16話
バスで何時間揺られていただろう。いつの間にか寝ていたようだ。隣の席を見ると天王寺さんが目を瞑ってスヤスヤと寝ている。何時もは気の強い女子と言った感じだが黙っているとやはり美人だ。だがこれから僕達が向かう場所は死地となる可能性もある為気は抜けない。
「よ〜し、もうすぐ着くから、降りる準備しておけよ〜」
もうバスは目的の場所に着くみたいだ。その舞台で何が起こるのかは僕達にもまだわからない。
その後、目的地へと無事着いた。バスを降りて少し歩くとそこにはグラウンドが広がっていた。後ろを振り返るとバスは元来た道を戻って行った。また僕達が帰る三日後になったら来るのだろう。グラウンドの先に古い校舎のようなものと左右にも建物がある。僕達はぞろぞろとグラウンドを横切り建物へと向かう。
「お〜し、施設の簡単な案内をするぞ」
校舎のような建物が目の前になった時、海野先生が施設の案内をすると生徒達を立ち止まらせた。

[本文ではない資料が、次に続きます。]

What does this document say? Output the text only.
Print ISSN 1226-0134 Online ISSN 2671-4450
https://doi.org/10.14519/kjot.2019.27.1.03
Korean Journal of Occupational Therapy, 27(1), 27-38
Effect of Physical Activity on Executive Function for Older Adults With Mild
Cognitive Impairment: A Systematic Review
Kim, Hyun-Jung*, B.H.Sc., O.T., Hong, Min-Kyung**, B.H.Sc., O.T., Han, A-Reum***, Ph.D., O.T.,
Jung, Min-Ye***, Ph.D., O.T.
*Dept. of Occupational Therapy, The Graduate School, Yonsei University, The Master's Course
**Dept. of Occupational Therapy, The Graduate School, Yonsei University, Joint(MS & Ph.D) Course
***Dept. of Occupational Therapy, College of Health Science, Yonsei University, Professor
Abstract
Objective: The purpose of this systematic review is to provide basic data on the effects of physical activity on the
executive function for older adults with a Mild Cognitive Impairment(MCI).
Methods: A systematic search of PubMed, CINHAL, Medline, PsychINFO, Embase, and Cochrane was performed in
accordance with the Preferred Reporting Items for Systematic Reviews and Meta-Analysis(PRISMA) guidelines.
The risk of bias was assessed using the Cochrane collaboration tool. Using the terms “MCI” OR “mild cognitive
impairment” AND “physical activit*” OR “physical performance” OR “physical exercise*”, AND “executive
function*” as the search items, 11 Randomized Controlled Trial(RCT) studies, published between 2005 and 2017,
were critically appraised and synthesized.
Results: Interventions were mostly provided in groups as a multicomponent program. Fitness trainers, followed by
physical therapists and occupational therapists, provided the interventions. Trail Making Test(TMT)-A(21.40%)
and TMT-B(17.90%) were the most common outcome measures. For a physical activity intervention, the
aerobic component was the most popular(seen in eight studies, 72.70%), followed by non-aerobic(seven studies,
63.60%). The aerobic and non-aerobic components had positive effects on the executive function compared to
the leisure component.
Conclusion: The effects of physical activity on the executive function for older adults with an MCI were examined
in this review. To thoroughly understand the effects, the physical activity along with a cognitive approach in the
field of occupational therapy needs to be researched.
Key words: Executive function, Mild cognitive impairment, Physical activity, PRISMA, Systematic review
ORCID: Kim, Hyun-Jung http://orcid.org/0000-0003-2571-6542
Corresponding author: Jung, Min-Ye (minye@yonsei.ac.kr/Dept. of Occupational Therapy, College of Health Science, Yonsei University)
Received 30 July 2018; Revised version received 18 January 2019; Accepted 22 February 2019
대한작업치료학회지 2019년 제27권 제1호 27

「まず中央の建物が学習塔だ。一階がエントランス、二階が食堂、三階が学習室だ。三階の学習室は四部屋あるが今回学年の人数が少ないから手前の三つの教室を使用する」
なるほど、ここで勉強や食事をとったりする場所になるのか。
「で、左右の建物がお前達が宿泊する寮になる。青い屋根が付いている方が男子寮、赤い屋根の建物が女子寮だ。男子は女子寮、女子は男子寮に行くことを禁ずる」
何人かは不満の声が上がっていたが当然の措置だろう。寮の中にまあまあ大きい浴場もあるようなので夜間は基本的に外に出るのは禁止ということらしい。どうしてもという場合は教師の許可が必要になるという。

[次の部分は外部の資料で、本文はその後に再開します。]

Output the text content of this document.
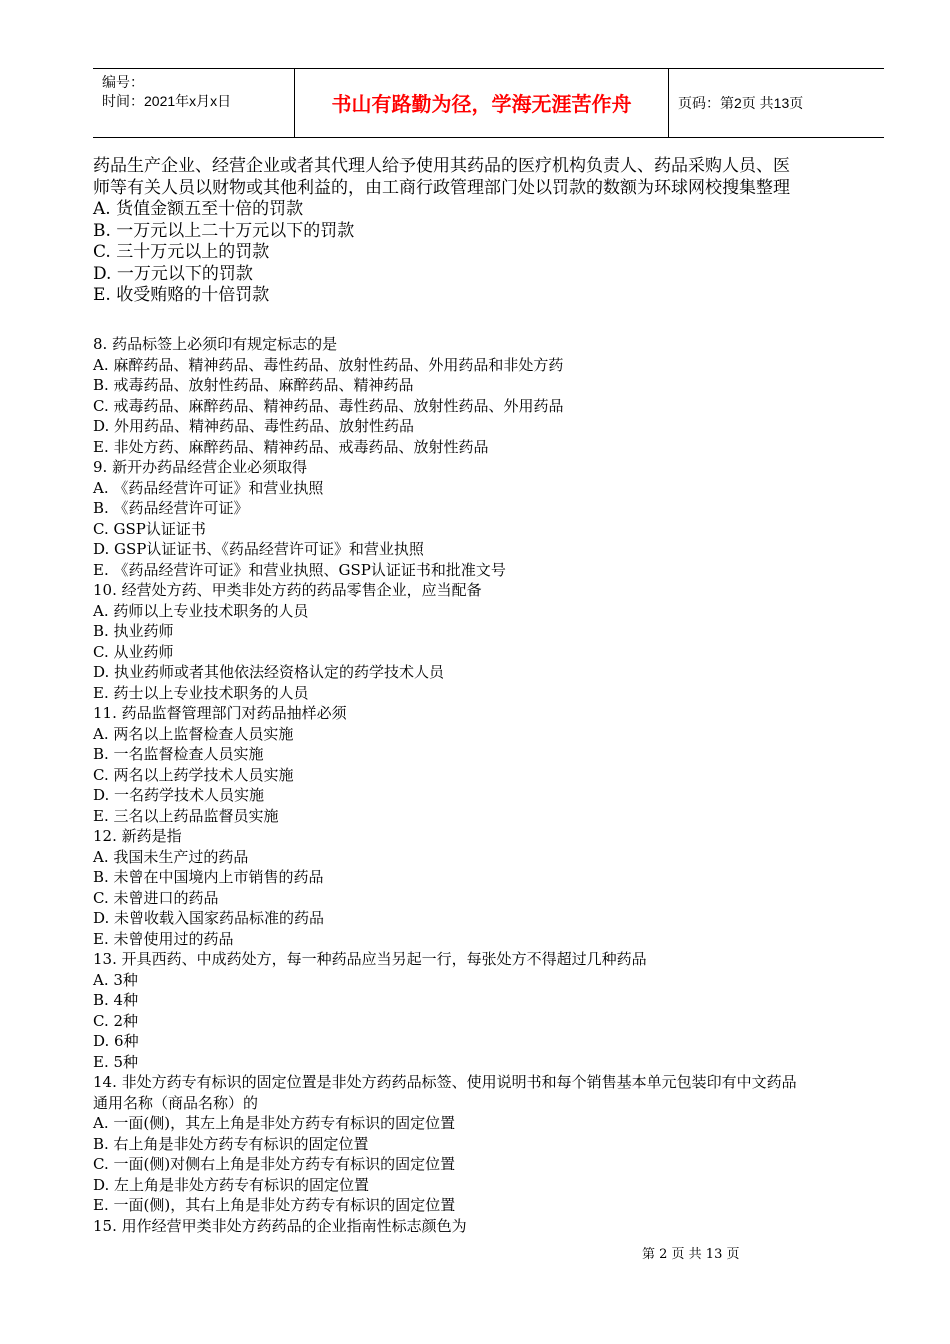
编号：
时间：2021年x月x日	书山有路勤为径，学海无涯苦作舟	页码：第2页 共13页
药品生产企业、经营企业或者其代理人给予使用其药品的医疗机构负责人、药品采购人员、医
师等有关人员以财物或其他利益的，由工商行政管理部门处以罚款的数额为环球网校搜集整理
A. 货值金额五至十倍的罚款
B. 一万元以上二十万元以下的罚款
C. 三十万元以上的罚款
D. 一万元以下的罚款
E. 收受贿赂的十倍罚款
8. 药品标签上必须印有规定标志的是
A. 麻醉药品、精神药品、毒性药品、放射性药品、外用药品和非处方药
B. 戒毒药品、放射性药品、麻醉药品、精神药品
C. 戒毒药品、麻醉药品、精神药品、毒性药品、放射性药品、外用药品
D. 外用药品、精神药品、毒性药品、放射性药品
E. 非处方药、麻醉药品、精神药品、戒毒药品、放射性药品
9. 新开办药品经营企业必须取得
A. 《药品经营许可证》和营业执照
B. 《药品经营许可证》
C. GSP认证证书
D. GSP认证证书、《药品经营许可证》和营业执照
E. 《药品经营许可证》和营业执照、GSP认证证书和批准文号
10. 经营处方药、甲类非处方药的药品零售企业，应当配备
A. 药师以上专业技术职务的人员
B. 执业药师
C. 从业药师
D. 执业药师或者其他依法经资格认定的药学技术人员
E. 药士以上专业技术职务的人员
11. 药品监督管理部门对药品抽样必须
A. 两名以上监督检查人员实施
B. 一名监督检查人员实施
C. 两名以上药学技术人员实施
D. 一名药学技术人员实施
E. 三名以上药品监督员实施
12. 新药是指
A. 我国未生产过的药品
B. 未曾在中国境内上市销售的药品
C. 未曾进口的药品
D. 未曾收载入国家药品标准的药品
E. 未曾使用过的药品
13. 开具西药、中成药处方，每一种药品应当另起一行，每张处方不得超过几种药品
A. 3种
B. 4种
C. 2种
D. 6种
E. 5种
14. 非处方药专有标识的固定位置是非处方药药品标签、使用说明书和每个销售基本单元包装印有中文药品
通用名称（商品名称）的
A. 一面(侧)，其左上角是非处方药专有标识的固定位置
B. 右上角是非处方药专有标识的固定位置
C. 一面(侧)对侧右上角是非处方药专有标识的固定位置
D. 左上角是非处方药专有标识的固定位置
E. 一面(侧)，其右上角是非处方药专有标识的固定位置
15. 用作经营甲类非处方药药品的企业指南性标志颜色为
第 2 页 共 13 页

「でこの後、寮にて元々伝えてある部屋に入って荷下ろしをした後に二階の食堂で昼食後、一時間の休憩を終えてから本日の授業を行う」
またまた生徒達から不満の声が上がるが先生はそれを無視して「解散」と号令をかけて僕達は自分の宿泊寮へと向かう。男子寮を見上げると学習塔と同じく三階建てになっているようだ。
「おい、菊地」
「冥道君……」
「この後、すぐ昼食なんだからさっさと部屋行こうぜ」
彼は冥道明、同じクラスメイトで今回男子寮で同じ部屋になった。僕は頷いて一緒に寮へと入っていく。中々年季が入っているようだ。僕は運が悪いことに三階の部屋があてがわれている。一階だったら出入りが楽だったのだが、まあ仕方がないだろう。
その後、僕達は自分の部屋まで息を切らしながら階段を登って部屋まで辿り着いた。どうやら部屋は四人入るようだ。二段ベッドが二つ置いてある。だが事前に聞いていた話だと僕達の年は人数が少ないため、殆どの部屋が三人入ることになっているようだ。
「じゃあ、僕が上で良いから、二人は下のベッドを使って」
僕は冥道君ともう一人の生徒に下を譲った。僕は7th ヒロインと距離が近いという理由で男子生徒から好かれてはいない。唯一、冥道君はそういうの気にしないみたいだが。二人は喜んでそれを受けて入れた。まあ、下のベッドの方が移動しやすいし荷物が近くに置ける分、着替えなども楽だろう。
そして僕達は荷下ろしを終わらせて、そのまま学習塔へと向かう。学習塔の二階へ階段を登る。男子寮と学生寮の階段を昇り降りするの中々キツイな。
「あ、菊地君」
「天王寺さん」
食堂で天王寺さんが一人で座っている。他の女子とは一緒に食べないのだろうか。
「いや、私がボッチって言うわけじゃないからね」
「まだ、何も言ってないけど……」
僕が思っている事を察したのか、先回りして言及される。別にそんな事聞くつもりはなかった。